Our next topic of discussion was oSC 2011. There were back-to-back BoF sessions
on testing, one conducted by Bernhard Wiedermann of the TCT, and the second
organized by Jiri Slaby of SuSE. Bernhard also had a talk on "One Year of
openqa.opensuse.org". The conference also included a talk on kernel testing,
more indication of the need for automated testing of systems that get more and
more complicated.
We next discussed Open Bugs Day No. 3. The possible explanations for the low
participation ranges from "looking at old bugs is not very exciting" to "it was
a nice summer day in Germany". Whatever the cause, I hope we get a better
turnout when we have an OBD for the bugs in 12.1.
We then discussed the areas in 12.1 that have the greatest likelihood of causing
problems for openSUSE users.
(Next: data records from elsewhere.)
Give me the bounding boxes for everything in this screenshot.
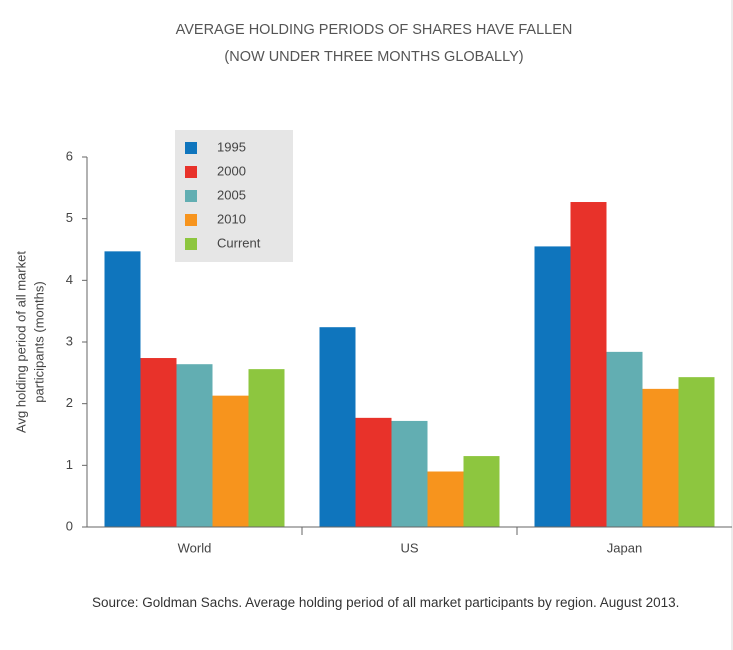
x-tick-label: US xyxy=(400,540,418,555)
x-tick-label: World xyxy=(178,540,212,555)
legend-swatch xyxy=(185,238,197,250)
y-label-line: Avg holding period of all market xyxy=(13,251,28,433)
y-tick-label: 4 xyxy=(66,272,73,287)
legend-label: 2010 xyxy=(217,211,246,226)
y-tick-label: 2 xyxy=(66,395,73,410)
legend-label: Current xyxy=(217,235,261,250)
bar xyxy=(427,471,464,527)
bar xyxy=(176,364,213,527)
y-label-line: participants (months) xyxy=(31,281,46,402)
y-axis-label: Avg holding period of all market partici… xyxy=(13,251,46,433)
legend-swatch xyxy=(185,166,197,178)
legend-swatch xyxy=(185,214,197,226)
bar xyxy=(212,395,249,527)
bar xyxy=(642,388,679,527)
y-tick-label: 0 xyxy=(66,518,73,533)
y-tick-label: 6 xyxy=(66,148,73,163)
source-note: Source: Goldman Sachs. Average holding p… xyxy=(92,595,680,610)
bar xyxy=(319,327,356,527)
bar xyxy=(678,377,715,527)
x-tick-label: Japan xyxy=(607,540,642,555)
y-tick-label: 1 xyxy=(66,457,73,472)
legend: 1995 2000 2005 2010 Current xyxy=(175,130,293,262)
legend-swatch xyxy=(185,190,197,202)
legend-label: 2000 xyxy=(217,163,246,178)
bar xyxy=(606,351,643,527)
bar xyxy=(355,417,392,527)
bar xyxy=(391,420,428,527)
bar xyxy=(463,456,500,527)
legend-swatch xyxy=(185,142,197,154)
chart-subtitle: (NOW UNDER THREE MONTHS GLOBALLY) xyxy=(224,49,523,65)
bar xyxy=(140,358,177,527)
legend-label: 1995 xyxy=(217,139,246,154)
bar xyxy=(534,246,571,527)
y-tick-label: 3 xyxy=(66,333,73,348)
bar xyxy=(104,251,141,527)
chart-title: AVERAGE HOLDING PERIODS OF SHARES HAVE F… xyxy=(176,22,573,38)
legend-label: 2005 xyxy=(217,187,246,202)
bar xyxy=(570,202,607,527)
y-tick-label: 5 xyxy=(66,210,73,225)
bar xyxy=(248,369,285,527)
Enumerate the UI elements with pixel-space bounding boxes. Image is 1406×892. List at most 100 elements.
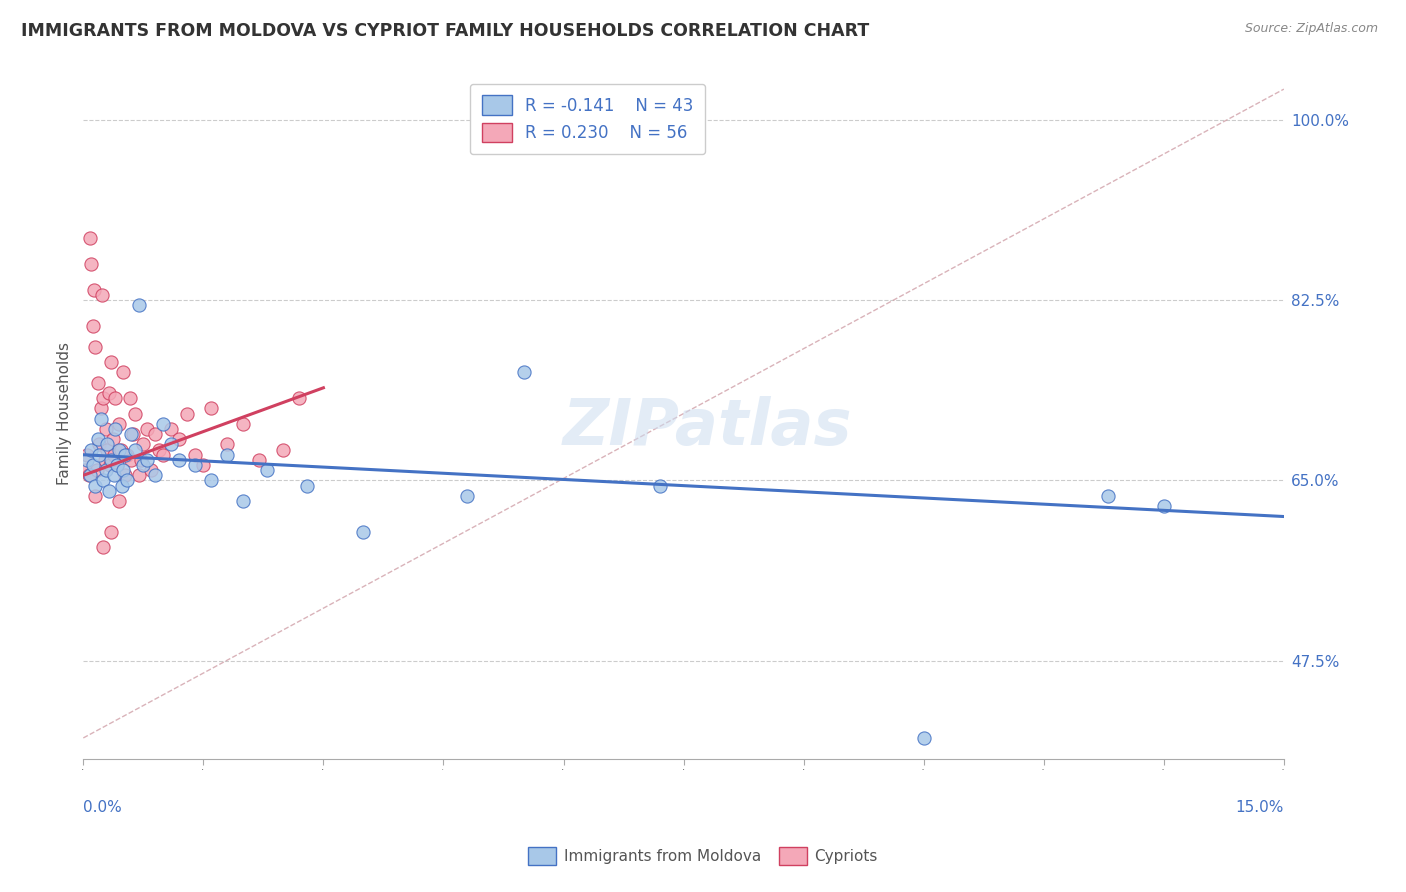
Point bbox=[104, 391, 127, 405]
Text: 15.0%: 15.0% bbox=[1236, 800, 1284, 814]
Point bbox=[89, 437, 111, 451]
Point bbox=[169, 432, 191, 446]
Point bbox=[80, 257, 103, 271]
Point bbox=[80, 442, 103, 457]
Point bbox=[132, 437, 155, 451]
Point bbox=[82, 458, 104, 472]
Point bbox=[120, 453, 142, 467]
Point bbox=[117, 474, 139, 488]
Legend: R = -0.141    N = 43, R = 0.230    N = 56: R = -0.141 N = 43, R = 0.230 N = 56 bbox=[470, 84, 704, 154]
Point bbox=[103, 448, 125, 462]
Point bbox=[90, 288, 112, 302]
Point bbox=[108, 494, 131, 508]
Point bbox=[122, 427, 145, 442]
Point bbox=[79, 468, 101, 483]
Point bbox=[176, 407, 198, 421]
Point bbox=[79, 231, 101, 245]
Point bbox=[77, 468, 100, 483]
Point bbox=[83, 283, 105, 297]
Text: ZIPatlas: ZIPatlas bbox=[562, 396, 852, 458]
Point bbox=[143, 468, 166, 483]
Point bbox=[94, 463, 117, 477]
Point bbox=[86, 432, 108, 446]
Point bbox=[152, 417, 174, 431]
Point bbox=[273, 442, 295, 457]
Text: Source: ZipAtlas.com: Source: ZipAtlas.com bbox=[1244, 22, 1378, 36]
Point bbox=[114, 468, 136, 483]
Point bbox=[118, 391, 141, 405]
Point bbox=[94, 422, 117, 436]
Point bbox=[1097, 489, 1119, 503]
Text: 0.0%: 0.0% bbox=[83, 800, 122, 814]
Point bbox=[128, 468, 150, 483]
Point bbox=[136, 422, 159, 436]
Point bbox=[232, 417, 254, 431]
Point bbox=[91, 474, 114, 488]
Point bbox=[288, 391, 311, 405]
Point bbox=[232, 494, 254, 508]
Point bbox=[129, 453, 152, 467]
Point bbox=[193, 458, 215, 472]
Point bbox=[124, 407, 146, 421]
Point bbox=[456, 489, 478, 503]
Point bbox=[94, 453, 117, 467]
Point bbox=[512, 365, 534, 379]
Point bbox=[132, 458, 155, 472]
Point bbox=[104, 422, 127, 436]
Point bbox=[100, 524, 122, 539]
Point bbox=[217, 437, 239, 451]
Point bbox=[76, 453, 98, 467]
Point bbox=[217, 448, 239, 462]
Point bbox=[105, 458, 128, 472]
Point bbox=[1153, 500, 1175, 514]
Point bbox=[91, 391, 114, 405]
Point bbox=[86, 463, 108, 477]
Point bbox=[89, 448, 111, 462]
Point bbox=[100, 453, 122, 467]
Point bbox=[96, 437, 118, 451]
Point bbox=[648, 478, 671, 492]
Point bbox=[143, 427, 166, 442]
Point bbox=[114, 448, 136, 462]
Point bbox=[91, 541, 114, 555]
Point bbox=[128, 298, 150, 312]
Point bbox=[136, 453, 159, 467]
Point bbox=[200, 474, 222, 488]
Point bbox=[103, 468, 125, 483]
Point bbox=[98, 458, 121, 472]
Point bbox=[84, 340, 107, 354]
Point bbox=[82, 318, 104, 333]
Point bbox=[84, 489, 107, 503]
Point bbox=[105, 458, 128, 472]
Point bbox=[352, 524, 374, 539]
Point bbox=[141, 463, 163, 477]
Point bbox=[912, 731, 935, 745]
Point bbox=[169, 453, 191, 467]
Point bbox=[86, 376, 108, 390]
Point bbox=[112, 463, 135, 477]
Point bbox=[96, 442, 118, 457]
Point bbox=[90, 411, 112, 425]
Point bbox=[160, 437, 183, 451]
Point bbox=[112, 365, 135, 379]
Y-axis label: Family Households: Family Households bbox=[58, 342, 72, 485]
Point bbox=[90, 401, 112, 416]
Point bbox=[100, 355, 122, 369]
Point bbox=[148, 442, 170, 457]
Point bbox=[160, 422, 183, 436]
Point bbox=[76, 448, 98, 462]
Point bbox=[101, 432, 124, 446]
Point bbox=[108, 442, 131, 457]
Point bbox=[124, 442, 146, 457]
Point bbox=[184, 458, 207, 472]
Point bbox=[97, 483, 120, 498]
Point bbox=[297, 478, 319, 492]
Point bbox=[152, 448, 174, 462]
Point bbox=[200, 401, 222, 416]
Legend: Immigrants from Moldova, Cypriots: Immigrants from Moldova, Cypriots bbox=[522, 841, 884, 871]
Point bbox=[120, 427, 142, 442]
Point bbox=[97, 386, 120, 401]
Point bbox=[117, 448, 139, 462]
Point bbox=[256, 463, 278, 477]
Point bbox=[184, 448, 207, 462]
As systemd will be the default in 12.1, it needs to
be tested on as many of our platforms as possible. We also expect further
problems with the KMS video drivers, particularly nouveau for the nVidia
adapters. To help users, we proposed that "nomodeset" be a standard feature of
the installation media on the Factory ML. There was some reluctance, but it is
likely that a failsafe option will be added to the GRUB menus on the media.
The next meeting of the Testing Core Team will be September 25, 2011 at 17:00
UTC on Channel #opensuse-testing on the Freenode IRC Network
(irc://irc.freenode.net/opensuse-testing). Our preliminary agenda includes our
experiences with 12.1 Beta, and a discussion of the Beta Pizza Party.